De plus, l’augmentation des franchises médicales sur les soins dentaires, en relevant le reste à charge pour les patients, constituerait un frein supplémentaire pour les foyers modestes. Même si certaines populations resteraient exonérées, l’UFSBD avertit que cette mesure risque d’amplifier le renoncement aux soins et d’accroître les inégalités sociales en santé.
Une dégradation progressive du cadre de prise en charge
L’organisation rappelle que ce n’est pas la première fois que la santé orale est fragilisée par les politiques publiques récentes. En octobre 2023, la modification du ticket modérateur sur les soins dentaires, passé de 30 à 40 %, avait déjà relégué la santé bucco-dentaire au rang de priorité secondaire. En 2025, la fragmentation de la prise en charge des examens bucco-dentaires pour les 3-24 ans et de leurs soins consécutifs a accentué les disparités. De plus, le panier de soins de prévention du gouvernement a totalement omis la santé bucco-dentaire, malgré les appels de l’UFSBD à créer un dispositif « 100 % Prévention », en complément du « 100 % Santé », orienté essentiellement vers le curatif.
La prévention n’est pas une dépense, mais un investissement
Pour l’UFSBD, le recours aux soins dentaires n’est pas une dérive budgétaire, mais un investissement essentiel dans la santé globale. Les affections dentaires étant largement évitables, leur prévention permet de réduire à court terme les dépenses de santé. L’organisation défend le principe fondateur de son action : « Pas de santé sans santé bucco-dentaire », un credo réaffirmé lors de son colloque de santé publique du 16 octobre dernier, consacré au Bien vieillir.
Un appel à reconsidérer la santé bucco-dentaire dans le PLFSS 2026
Face à ces menaces, l’UFSBD exhorte les autorités à faire du PLFSS 2026 une opportunité pour revaloriser la santé bucco-dentaire comme levier majeur de prévention et de justice sociale.
L’objectif : améliorer la qualité de vie des Français, prévenir les effets délétères des maladies chroniques, et réduire les dépenses évitables du système de soins.

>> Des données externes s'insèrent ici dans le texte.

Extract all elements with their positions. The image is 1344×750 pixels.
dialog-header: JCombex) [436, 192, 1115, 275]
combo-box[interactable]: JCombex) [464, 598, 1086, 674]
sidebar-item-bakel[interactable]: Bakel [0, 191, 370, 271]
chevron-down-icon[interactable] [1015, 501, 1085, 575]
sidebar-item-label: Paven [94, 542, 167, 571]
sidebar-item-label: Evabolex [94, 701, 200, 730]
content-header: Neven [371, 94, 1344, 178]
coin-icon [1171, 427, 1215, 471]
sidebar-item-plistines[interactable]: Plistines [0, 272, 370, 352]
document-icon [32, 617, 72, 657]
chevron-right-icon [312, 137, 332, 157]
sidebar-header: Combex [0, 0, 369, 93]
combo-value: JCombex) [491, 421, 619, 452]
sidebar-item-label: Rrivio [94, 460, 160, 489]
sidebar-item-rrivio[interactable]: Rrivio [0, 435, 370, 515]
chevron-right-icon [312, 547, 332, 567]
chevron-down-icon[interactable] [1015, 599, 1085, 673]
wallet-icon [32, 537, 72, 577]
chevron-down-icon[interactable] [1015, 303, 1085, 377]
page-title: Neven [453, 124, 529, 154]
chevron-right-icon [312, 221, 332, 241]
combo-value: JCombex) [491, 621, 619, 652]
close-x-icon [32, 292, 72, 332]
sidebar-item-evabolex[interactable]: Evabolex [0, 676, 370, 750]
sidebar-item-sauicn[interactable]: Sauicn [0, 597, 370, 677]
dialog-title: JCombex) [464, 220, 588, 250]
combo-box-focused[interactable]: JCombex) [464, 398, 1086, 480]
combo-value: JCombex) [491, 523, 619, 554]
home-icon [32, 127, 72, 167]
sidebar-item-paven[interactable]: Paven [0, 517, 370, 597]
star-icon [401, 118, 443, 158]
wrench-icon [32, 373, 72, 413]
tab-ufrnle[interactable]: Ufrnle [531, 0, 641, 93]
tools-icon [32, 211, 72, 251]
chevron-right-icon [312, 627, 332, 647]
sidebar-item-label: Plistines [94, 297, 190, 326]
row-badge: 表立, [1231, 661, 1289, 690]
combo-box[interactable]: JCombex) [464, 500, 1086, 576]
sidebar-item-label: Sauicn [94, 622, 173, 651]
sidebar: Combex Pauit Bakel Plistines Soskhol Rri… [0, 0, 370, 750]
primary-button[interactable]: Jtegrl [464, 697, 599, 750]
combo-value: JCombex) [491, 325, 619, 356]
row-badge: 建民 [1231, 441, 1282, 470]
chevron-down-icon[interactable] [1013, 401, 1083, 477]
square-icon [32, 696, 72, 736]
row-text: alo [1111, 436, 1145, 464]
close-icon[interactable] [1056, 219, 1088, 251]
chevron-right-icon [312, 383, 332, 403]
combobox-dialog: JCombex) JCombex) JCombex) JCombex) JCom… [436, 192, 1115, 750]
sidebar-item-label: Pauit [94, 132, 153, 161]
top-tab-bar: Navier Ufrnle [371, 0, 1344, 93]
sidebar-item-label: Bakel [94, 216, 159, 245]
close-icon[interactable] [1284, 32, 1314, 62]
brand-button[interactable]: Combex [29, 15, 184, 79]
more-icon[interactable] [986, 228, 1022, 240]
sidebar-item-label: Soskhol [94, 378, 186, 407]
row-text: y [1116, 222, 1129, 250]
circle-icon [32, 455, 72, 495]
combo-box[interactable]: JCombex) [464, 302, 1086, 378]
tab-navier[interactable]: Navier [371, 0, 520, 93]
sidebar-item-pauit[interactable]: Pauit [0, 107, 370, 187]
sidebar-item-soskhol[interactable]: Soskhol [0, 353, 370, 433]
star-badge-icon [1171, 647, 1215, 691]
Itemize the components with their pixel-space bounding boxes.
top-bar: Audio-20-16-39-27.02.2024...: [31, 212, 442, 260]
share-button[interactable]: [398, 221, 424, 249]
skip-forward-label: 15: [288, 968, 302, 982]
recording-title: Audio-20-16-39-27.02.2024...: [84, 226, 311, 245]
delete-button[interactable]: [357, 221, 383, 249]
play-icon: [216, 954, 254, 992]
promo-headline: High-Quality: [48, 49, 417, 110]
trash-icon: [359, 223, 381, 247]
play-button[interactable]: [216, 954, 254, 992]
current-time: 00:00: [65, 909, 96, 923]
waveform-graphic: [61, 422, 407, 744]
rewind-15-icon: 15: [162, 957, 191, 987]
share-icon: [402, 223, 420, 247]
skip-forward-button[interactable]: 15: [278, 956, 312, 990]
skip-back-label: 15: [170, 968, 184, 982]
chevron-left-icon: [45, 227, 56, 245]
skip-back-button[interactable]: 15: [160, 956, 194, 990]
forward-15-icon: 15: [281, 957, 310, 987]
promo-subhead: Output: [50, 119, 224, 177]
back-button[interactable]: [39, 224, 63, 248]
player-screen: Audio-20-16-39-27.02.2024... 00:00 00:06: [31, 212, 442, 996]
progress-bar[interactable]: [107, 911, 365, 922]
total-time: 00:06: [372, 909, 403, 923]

Cette mobilisation s’inscrit dans une dynamique internationale, soutenue par l’Organisation mondiale de la Santé (OMS), qui rappelle que les maladies bucco-dentaires sont les affections les plus fréquentes au monde et qu’elles doivent être pleinement intégrées aux politiques de santé publique.
L’UFSBD en appelle donc à la cohérence des politiques publiques : faire reculer la prévention dentaire serait un contresens sanitaire et social. Dans un contexte où la France peine encore à garantir un égal accès à la santé pour tous, préserver la prévention bucco-dentaire, c’est préserver la santé globale et l’équité entre les citoyens.